While less represented in direct employment figures, the EU’s cement, steel and chemical industries are strongly interlinked with other industries, making them valuable aspects of the EU27 economy. For example, the construction sector is currently designed to rely heavily on the cement and steel industries with 35% of the EU’s steel consumed being used for construction. In addition, the demand for steel from the automotive sector, responsible for 7% of the EU’s GDP (European Commission, n.d.-b), makes up 19% of EU steel consumption (EUROFER, 2020). The chemical industry produces over 70,000 different products for all kinds of sectors such as in health and agriculture (CEFIC, 2020). Conclusively, the EU’s cement, steel and chemical industries directly or indirectly contribute in many ways to the EU economy.

Simultaneously, these energy-intensive industries are under scrutiny due to their negative impacts on people and planet. Next to being significant, contrary to the ‘polluters pay’ principle, these costs are born by society and future generations rather than the industries themselves. An example of such costs to society is the contribution to climate change (for example resulting from CO2eq emissions caused by the industries’ large energy consumption and use of fossil fuels). A research study by CE Delft shows the EU ETS-system, used to regulate greenhouse gas emissions, fails to stimulate energy-intensive industries to reduce their environmental footprints (CE Delft, 2021). For the EU to reach its climate goals (European Commission, n.d.-c), the current practices of the EU’s cement, steel and chemical industries must change. To reach the EU climate goals, societal needs must be met with a supply of goods and services provided by businesses and organisations which carry out risk-based due diligence to avoid and address adverse impacts on economic, environmental and social progress associated with their operations, supply chains and other business relationships (OECD, 2018).

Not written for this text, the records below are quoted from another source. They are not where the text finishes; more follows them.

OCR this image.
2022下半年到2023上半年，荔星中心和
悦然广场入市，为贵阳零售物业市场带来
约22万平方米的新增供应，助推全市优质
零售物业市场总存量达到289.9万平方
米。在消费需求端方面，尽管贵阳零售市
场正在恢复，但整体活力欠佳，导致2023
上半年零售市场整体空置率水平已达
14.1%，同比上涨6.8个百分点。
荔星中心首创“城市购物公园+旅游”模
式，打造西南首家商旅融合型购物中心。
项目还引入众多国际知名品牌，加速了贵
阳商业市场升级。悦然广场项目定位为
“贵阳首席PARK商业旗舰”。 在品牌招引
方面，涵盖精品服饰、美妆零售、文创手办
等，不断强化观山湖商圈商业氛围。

The Greens/EFA group in the European Parliament (Greens/EFA) wants to understand the damages caused to people and planet by energy-intensive industries and accelerate their transition to socially responsible and environmentally sustainable industries. The Greens/EFA wish to counter the argument that sustainable production is more costly than conventional production. Once negative externalities are considered, the results clearly show that statement is false. In terms of impact on people and planet, sustainable technologies are cheaper than conventional polluting practices. This report contains an assessment of the social and environmental impact caused by the EU’s cement, steel, and chemical industries to underline this argument. To grasp the impact of the cement, steel and chemical industries on people and planet, True Price has performed a true cost assessment on each of these EU industries. Furthermore, it performed deep-dive studies on the most polluting value chain step for selected products for the cement, steel and chemical industries as to support the Greens/EFA’s understanding of how to transform the EU’s economy.

True Pricing contributes to this transition as it is a unique method to quantify and present external costs of production. The True Pricing methodology gives quantitative insights into the direct external costs which are not part of the purchasing price of a product, but which are paid by society nonetheless – for instance by local communities (air and water pollution), by future generations (climate change) or by employees (health and safety risks). The aim of True Pricing is to minimise products’ external costs. This can be done by creating transparency about external costs and showing how industries can be transformed to improve their societal impact. Complementary, governing bodies can facilitate and accelerate reduction of external costs via incentives (such as taxes and subsidies).